Akhir-akhir ini, selain mengerjakan skripsi tentunya, saya disibukkan dengan mengurus hamster. Ini adalah peliharaan pertama saya yang (dengan agak terpaksa) diperbolehkan oleh orang tua saya. Nggak sibuk sih. Bahkan mereka bisa merefresh mood saya, seperti peliharaan pada umumnya. Mengurus hamster juga ternyata nggak sesulit yang saya bayangkan. Yaaaa asal tahu saja ukuran minimal kandang hamster, ukuran roda putar yang cocok, makanan yang boleh dan tidak boleh. Hahaha.

Hamster pun nggak segalak yang saya kira, yang katanya sering gigit. Memang awalnya sering gigit, belum kenal saya, tapi setelah kenal malah manjanya seperti peliharaannya Mas Dheo, Boston. Hihihi.

Beberapa waktu lalu, aku beliin cemilan yang buat anjing, tapi aku kasih buat hamster. Katanya sih aman-aman aja. Pas mereka cobain, ternyata mereka suka. sampai lahap gitu. Gemes banget. Apalagi pas gigit-gigit susu padat yang udah berbentuk tulang dan aman untuk binatang itu. Duuuh gemes banget.

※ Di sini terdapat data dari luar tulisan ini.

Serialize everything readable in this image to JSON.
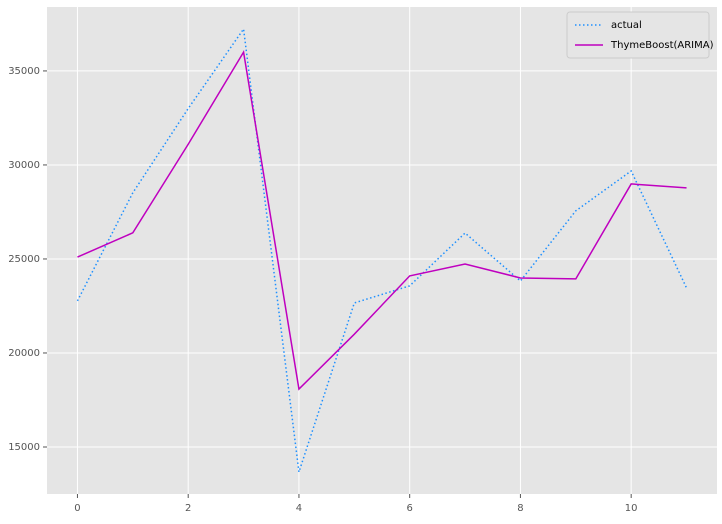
{
  "chart_data": {
    "type": "line",
    "x": [
      0,
      1,
      2,
      3,
      4,
      5,
      6,
      7,
      8,
      9,
      10,
      11
    ],
    "series": [
      {
        "name": "actual",
        "color": "#1e90ff",
        "dash": "dotted",
        "values": [
          22770,
          28520,
          33000,
          37230,
          13670,
          22660,
          23570,
          26380,
          23830,
          27560,
          29680,
          23460
        ]
      },
      {
        "name": "ThymeBoost(ARIMA)",
        "color": "#bf00bf",
        "dash": "solid",
        "values": [
          25100,
          26390,
          31100,
          36000,
          18080,
          21000,
          24100,
          24730,
          23990,
          23940,
          28990,
          28780
        ]
      }
    ],
    "xlim": [
      -0.55,
      11.55
    ],
    "xticks": [
      0,
      2,
      4,
      6,
      8,
      10
    ],
    "ylim": [
      12500,
      38400
    ],
    "yticks": [
      15000,
      20000,
      25000,
      30000,
      35000
    ],
    "grid": true,
    "legend": "upper right"
  }
}
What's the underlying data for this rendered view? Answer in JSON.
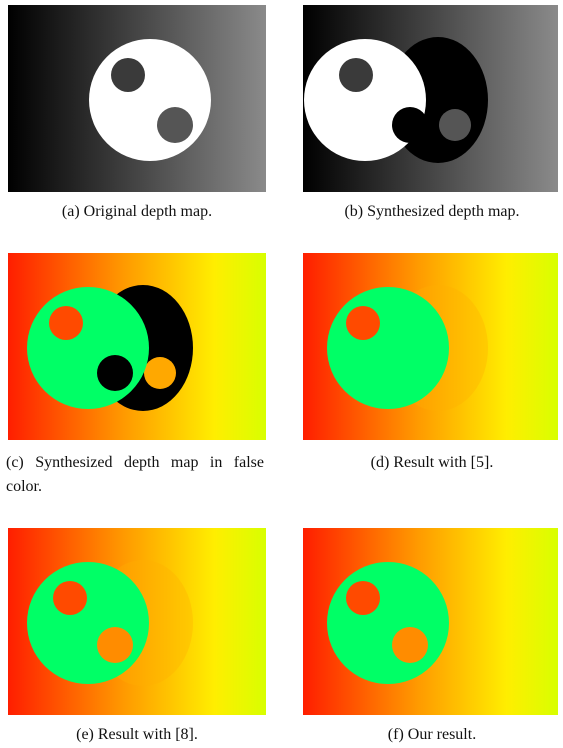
{
  "figure": {
    "subfigures": [
      {
        "caption": "(a) Original depth map."
      },
      {
        "caption": "(b) Synthesized depth map."
      },
      {
        "caption": "(c) Synthesized depth map in false color."
      },
      {
        "caption": "(d) Result with [5]."
      },
      {
        "caption": "(e) Result with [8]."
      },
      {
        "caption": "(f) Our result."
      }
    ]
  }
}
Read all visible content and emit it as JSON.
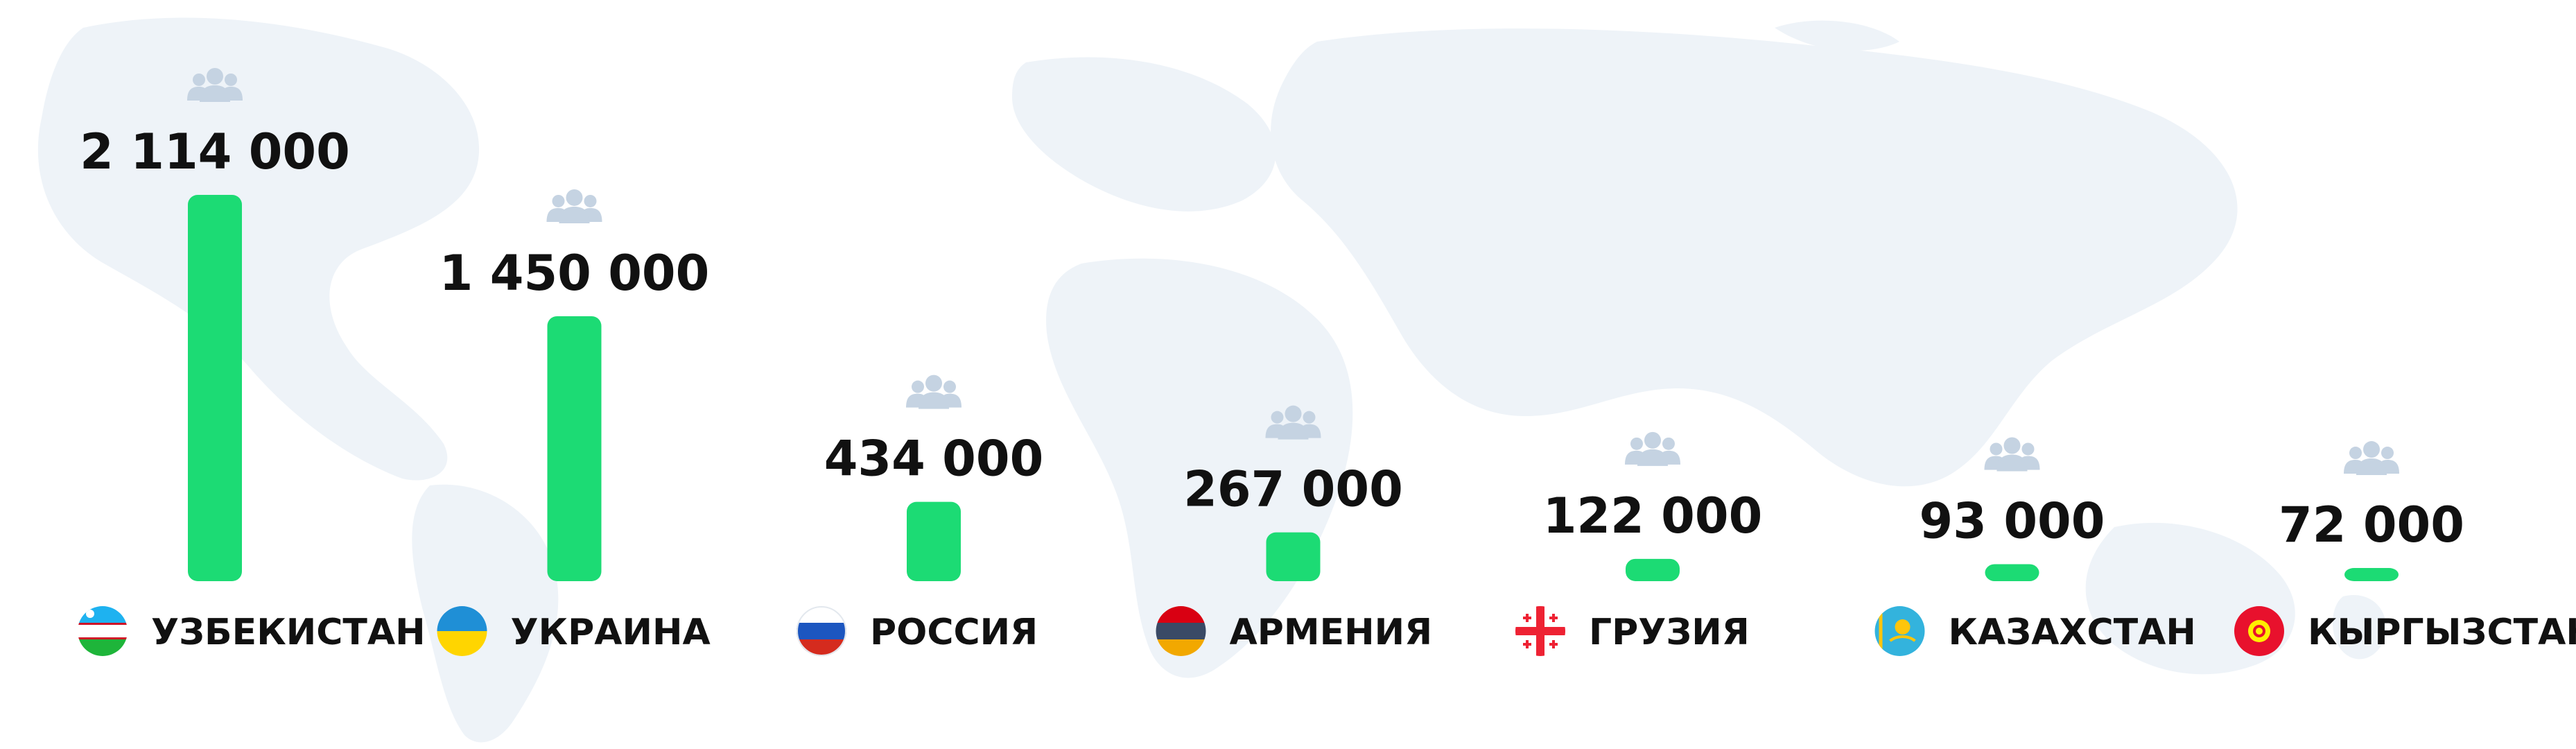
{
  "chart_data": {
    "type": "bar",
    "categories": [
      "УЗБЕКИСТАН",
      "УКРАИНА",
      "РОССИЯ",
      "АРМЕНИЯ",
      "ГРУЗИЯ",
      "КАЗАХСТАН",
      "КЫРГЫЗСТАН"
    ],
    "values": [
      2114000,
      1450000,
      434000,
      267000,
      122000,
      93000,
      72000
    ],
    "value_labels": [
      "2 114 000",
      "1 450 000",
      "434 000",
      "267 000",
      "122 000",
      "93 000",
      "72 000"
    ],
    "flag_icons": [
      "uzbekistan-flag-icon",
      "ukraine-flag-icon",
      "russia-flag-icon",
      "armenia-flag-icon",
      "georgia-flag-icon",
      "kazakhstan-flag-icon",
      "kyrgyzstan-flag-icon"
    ],
    "marker_icon": "people-icon",
    "bar_color": "#1cdb74",
    "icon_color": "#c5d3e2",
    "background_map_color": "#eef3f8",
    "legend": "none",
    "grid": false
  }
}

ini Moony, lahap memakan cemilan

Ada Karli dan Bumpy, ayah dan ibu yang aku adopsi dari Jo dan Katha. Setelah dua hari diadopsi, Bumpy melahirkan 5 ekor anak. 1 anaknya mati karena lemah. 4 lainnya masih hidup, dua laki-laki, Prongs dan Piiko, dan dua perempuan, Padfoot dan Moony. 
Hamster terkecil di keluarga itu adalah Piiko. Awalnya sudah khawatir ia juga tidak bisa bertahan hidup seperti saudaranya yang mati. Untunglah dia masih bisa bertahan. Semoga mereka nyaman tinggal bersamaku. 
Sehat sehat ya, keluarga Hamsties

09 Juli, 2017

Pertemuan!

28 April 2013 lalu, gue sempet ikutan gathering kecil-kecilan dengan orang-orang yang gue kenal melalui RKTI, Radio Komunitas Twitter Indonesia, yang dibuat oleh Om Indra.
Waktu itu cuma ada Tante Eka, Om Tuxer, Mas Iyok, Ika dan aku.

Beberapa waktu lalu aku iseng mengomentari sesuatu di instastory-nya Mas Iyok, salah satu penyiar RKTI yang pernah bawain segmen khusus Owl City. Ternyata dia ngabarin kalau mau ke Jogja di hari senin dan selasa. Rabu udah balik lagi. Akhirnya kami janjian ketemuan hari Senin. Kebetulan waktu itu pas Anjas (nama bekennya @floopersboy) juga udah di Jogja. Anjas ini dulu juga sempet jadi penyiar di RKTI, diajakin sama Om Indra. Lalu Mas Iyok ngajak ketemuan di Filosofi Kopi, tempat adiknya kerja jadi barista. kerenn!

Aku ke sana bareng Mas Dheo. Anjas nyusul habis siaran. Oh ya, btw Anjas sekarang jadi penyiar di sebuah radio di Jogja.

Btw, Mas Iyok sekarang punya vlog loh~ bisa tontoin vlognya ke vlognya Mas Iyok.
Kami di sana ngobrol sangaaaaaat seru dengan beberapa obrolan yang cukup serius dan banyak jokes recehnya juga. hahahaha. Meski cuma sampai Filosofi Kopi-nya tutup, tapi asik juga. dari jam setengah 8an sampai malamm.. dan nggak nyangka juga di meja sebelah ada temen kampus yang lagi nongkrong sama temen-temennya juga. hahahaha.

Oh ya, Ini kami!
Mas Dheo-Nunil-Anjas-Mas Iyok




Mungkin kapan-kapan bisa bertemu lagi dengan yang lainnya juga?? Heheheh


btw, Masa Mas Iyok lupa kalau kami pernah ketemu di gathering kecil-kecilan pas tahun 2013 di Penvill... hahahaha
"Iya siii waktu itu kamu diem banget! Eh gataunya ga diem sama sekali ya!"